Ce souvenir me hante depuis vingt ans. Il est visuel, auditif, olfactif. Dans mes rêves, je l’ai vécu de nouveau mille fois sous différentes variantes. Quelques images sont récurrentes : assise en tailleur sur le sable, la belle Carina joue de la guitare. C’est un air nostalgique qu’elle chante en portugais, sa langue maternelle. Quelques heures auparavant, dans sa voiture qu’elle conduit, trois garçons l’accompagnent : Philippe, Éric et moi, Jean. Nous sommes des étudiants âgés d’autour de vingt-deux ans.
C’est Carina qui nous a emmenés là, à une semaine de la rentrée de septembre. Elle venait chaque été sur cette plage. Partis tôt le matin, nous sommes arrivés au milieu de l’après-midi, et nous avons joué au volley avec d’autres jeunes qu’elle connaissait.
Il y avait Mariska et Seer, des Hollandaises de nos âges qui avaient apporté le filet et le ballon. Même si les adversaires variaient, la plupart du temps, nous jouions trois garçons contre trois filles. Elles se ressemblaient, toutes les deux d’un blond très pâle, et leurs cheveux longs dessinaient des soleils à chaque fois qu’elles sautaient. Nos adversaires étaient belles et nous déconcentraient, de sorte qu’elles ont gagné toutes les parties – non, l’excuse est bancale : elles jouaient mieux, voilà tout. Dans l’euphorie de la victoire, notre amie a embrassé les deux autres sur les lèvres, brièvement, mais à ...
... pleine bouche. Et si elle préférait les femmes ? Nous, les garçons, nous sommes regardés entre nous, troublés, déstabilisés. À ce moment, j’ai pris conscience de me tromper en croyant bien la connaître.
Nous nous sommes baignés pour nous rafraîchir, alors que les familles commençaient à quitter la plage. Puis nous avons pique-niqué derrière les dunes. Même sur la côte Atlantique, la nuit tombe vite en cette fin de saison. Mariska et Seer sont restées avec nous. Avec elles, nous discutions en anglais. Elles logeaient au camping avec les parents et les frères de Seer.

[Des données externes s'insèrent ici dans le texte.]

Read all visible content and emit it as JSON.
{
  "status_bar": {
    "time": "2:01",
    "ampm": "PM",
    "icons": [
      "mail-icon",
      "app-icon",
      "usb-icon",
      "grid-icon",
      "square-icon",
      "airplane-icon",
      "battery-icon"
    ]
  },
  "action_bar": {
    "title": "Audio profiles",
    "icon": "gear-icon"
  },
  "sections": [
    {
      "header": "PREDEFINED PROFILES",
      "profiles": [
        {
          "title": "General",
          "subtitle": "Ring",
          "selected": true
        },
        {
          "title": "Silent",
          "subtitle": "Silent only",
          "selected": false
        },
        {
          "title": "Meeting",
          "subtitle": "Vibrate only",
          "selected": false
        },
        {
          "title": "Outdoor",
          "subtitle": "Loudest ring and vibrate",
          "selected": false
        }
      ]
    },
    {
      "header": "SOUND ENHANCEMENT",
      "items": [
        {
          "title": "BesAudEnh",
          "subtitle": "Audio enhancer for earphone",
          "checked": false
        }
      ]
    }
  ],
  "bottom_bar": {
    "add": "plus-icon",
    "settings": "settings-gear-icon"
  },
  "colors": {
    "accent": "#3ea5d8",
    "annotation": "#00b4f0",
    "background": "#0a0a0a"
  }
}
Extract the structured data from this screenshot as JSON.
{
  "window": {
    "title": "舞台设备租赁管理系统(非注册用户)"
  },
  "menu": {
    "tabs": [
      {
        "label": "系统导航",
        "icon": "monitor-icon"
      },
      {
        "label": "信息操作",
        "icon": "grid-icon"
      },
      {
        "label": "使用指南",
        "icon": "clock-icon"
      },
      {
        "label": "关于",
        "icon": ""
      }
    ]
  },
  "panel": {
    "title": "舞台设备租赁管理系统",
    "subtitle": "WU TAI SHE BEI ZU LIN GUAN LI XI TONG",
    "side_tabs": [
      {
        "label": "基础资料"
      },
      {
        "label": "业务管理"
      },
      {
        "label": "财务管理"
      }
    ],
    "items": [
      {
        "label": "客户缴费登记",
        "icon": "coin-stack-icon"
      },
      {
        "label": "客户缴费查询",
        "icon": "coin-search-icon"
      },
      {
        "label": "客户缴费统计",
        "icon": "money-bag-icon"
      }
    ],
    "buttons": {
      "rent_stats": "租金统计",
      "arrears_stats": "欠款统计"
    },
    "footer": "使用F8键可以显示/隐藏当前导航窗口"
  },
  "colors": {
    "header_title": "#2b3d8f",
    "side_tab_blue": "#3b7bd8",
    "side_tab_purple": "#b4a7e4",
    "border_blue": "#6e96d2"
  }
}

Nous avons contemplé le coucher du soleil sur l’océan, et comme nous avions un peu froid, nous avons fait du feu avec du bois mort. C’est à ce moment que Carina a sorti sa guitare de son étui, qu’elle a joué cet air que j’entends encore, et chanté de sa voix de soprane qui était non seulement juste, mais aussi étonnamment puissante. Du fado, qu’elle connaissait par cœur. Une pensée m’a traversé à ce moment-là : elle est un ange venu du ciel pour nous enchanter. Le vent marin qui venait de se lever faisait voler les mèches brunes de ses cheveux dénoués. Tout en écoutant, Mariska et Seer se tenaient la main. Moi, je contemplais un visage, inlassablement.
La guitare ne s’est tue qu’au moment où toute lueur avait disparu. La Lune avait déjà gravi le ciel, mais n’était qu’un mince croissant et le feu s’était éteint. Nous étions plongés dans une obscurité presque complète.
Cela ne nous a pas empêchés de nous ...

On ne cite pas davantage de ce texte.